The USNS Pililaau is part of Maritime Prepositioning Ships Squadron THREE (MPSRON-3), which consists of a fleet of government-owned ships operated by MSC and is based in the Guam-Saipan area of the Western Pacific Ocean.
In addition, a second fleet, MPSRON-2 based out of Diego Garcia in the Indian Ocean, combine to deliver a strategic power-projection capability for the Marine Corps, Army and Air Force, known as the Maritime Prepositioning Force (MPF).
MPF ships deliver a forward presence and rapid crisis response capability by pre-positioning equipment and supplies to various locations at sea.
“Put together a few of these ships and you can sustain 15-18 thousand Marines for 30 days. Everything from fuel, food, water, the whole nine yards,” said Madden. “With this program, your footprint is a lot less.”
Aside from the common pier-side offloads, the Pililaau can also function during unconventional logistics operations such as in a seabasing scenario when cargo is discharged from ship-to-shore while at sea. In a seabasing operation, cargo is transferred offshore through an in-stream offload. Off-loaded equipment and supplies are then connected with the Marines and Sailors staged at nearby land bases.
“It’s terrific if you can come into a port to offload cargo, but if those ports are contested or not available, these ships have the capability to anchor off and discharge cargo,” said Madden. “By marrying up with an ESD (expeditionary transfer dock) and LCACs (landing craft air cushions), we’re able to do a little bit more over-the-horizon logistics and discharge cargo at sea.”
The MPF is scalable to meet the needs of the geographical combatant commanders, or can support exercises such as CG18 with one LMSR.

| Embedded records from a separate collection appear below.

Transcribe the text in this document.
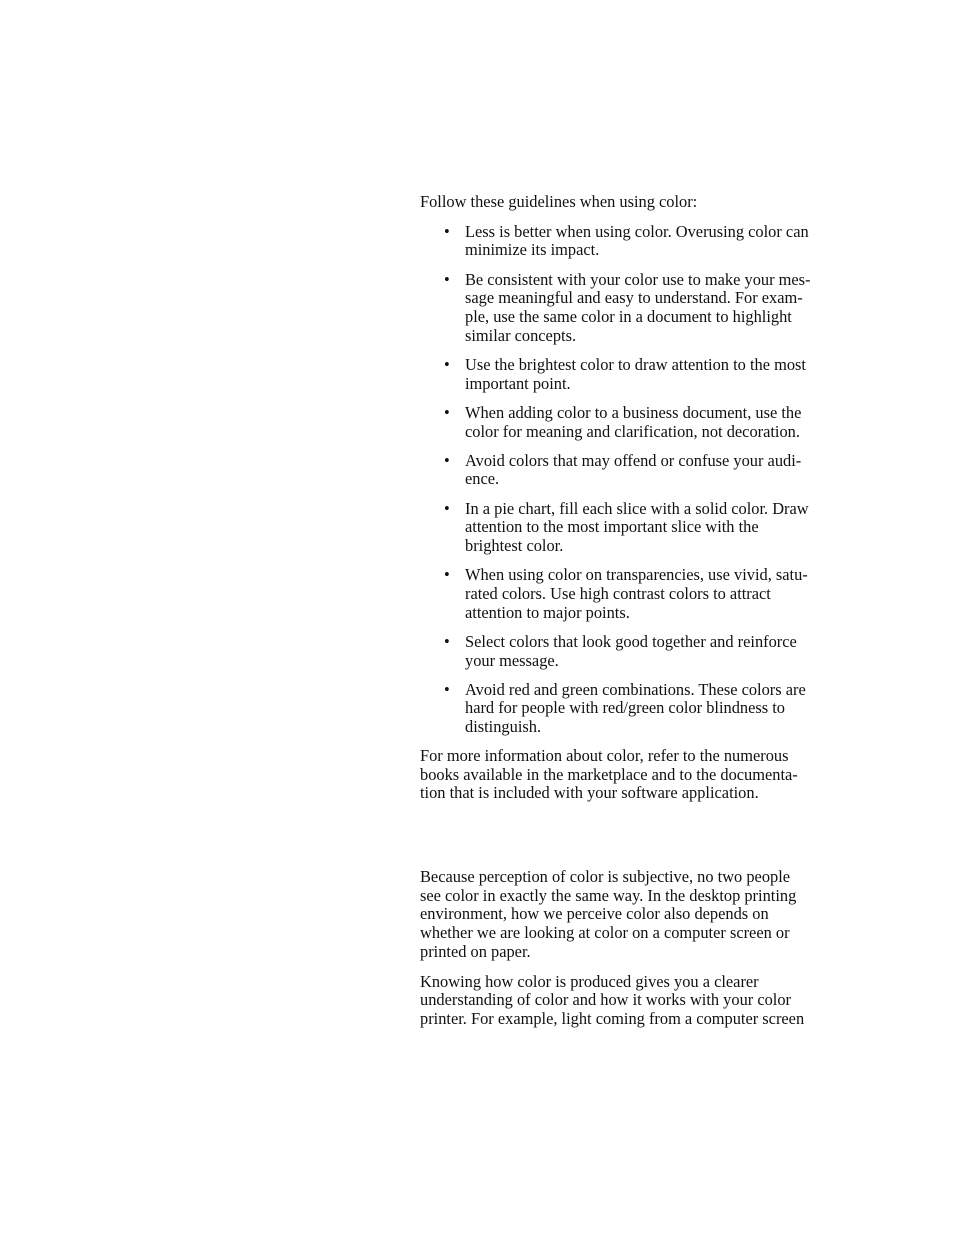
Follow these guidelines when using color:

• Less is better when using color. Overusing color can
minimize its impact.
• Be consistent with your color use to make your mes-
sage meaningful and easy to understand. For exam-
ple, use the same color in a document to highlight
similar concepts.
• Use the brightest color to draw attention to the most
important point.
• When adding color to a business document, use the
color for meaning and clarification, not decoration.
• Avoid colors that may offend or confuse your audi-
ence.
• In a pie chart, fill each slice with a solid color. Draw
attention to the most important slice with the
brightest color.
• When using color on transparencies, use vivid, satu-
rated colors. Use high contrast colors to attract
attention to major points.
• Select colors that look good together and reinforce
your message.
• Avoid red and green combinations. These colors are
hard for people with red/green color blindness to
distinguish.

For more information about color, refer to the numerous
books available in the marketplace and to the documenta-
tion that is included with your software application.

Because perception of color is subjective, no two people
see color in exactly the same way. In the desktop printing
environment, how we perceive color also depends on
whether we are looking at color on a computer screen or
printed on paper.

Knowing how color is produced gives you a clearer
understanding of color and how it works with your color
printer. For example, light coming from a computer screen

“We have eight football fields worth of cargo,” said Madden. “If we were to discharge the entire ship, we could fill eight football fields. With enough drivers, this vessel can offload all the RO/RO (roll on/roll off) cargo in less than 24 hours.”
However, during CG18 only select items were required for the exercise while some of it lay deep in the cargo decks of the Pililaau.
“This involved an offload and backload of a number of (additional) vehicles in order to get to the specific items that the Marines needed,” said Lt. j.g. Will Contarino, supply officer, MPSRON-3. As a result, the offload took the OPP three days to complete.
Contarino is serving as the MPSRON-3 liaison officer during Cobra Gold. The MPSRON-3 personnel represents MSC as the link between the ship’s crew and the Marines.
At the conclusion of the discharge operation, the Pililaau moved to a site off the coast of Thailand and will remain there until the completion of CG18. The ship will then return to port and reload the equipment prior to embarking on their next assignment.
Exercise Cobra Gold, in its 37th iteration, is designed to advance regional security and ensure effective responses to regional crises by bringing together a robust multinational force to address shared goals and security commitments in the Indo-Asia-Pacific region.
MSC operates approximately 115 non-combatant, civilian-crewed ships that replenish U.S. Navy ships, conduct specialized missions, strategically preposition combat cargo at sea around the world and move military cargo and supplies used by deployed U.S. forces and coalition partners.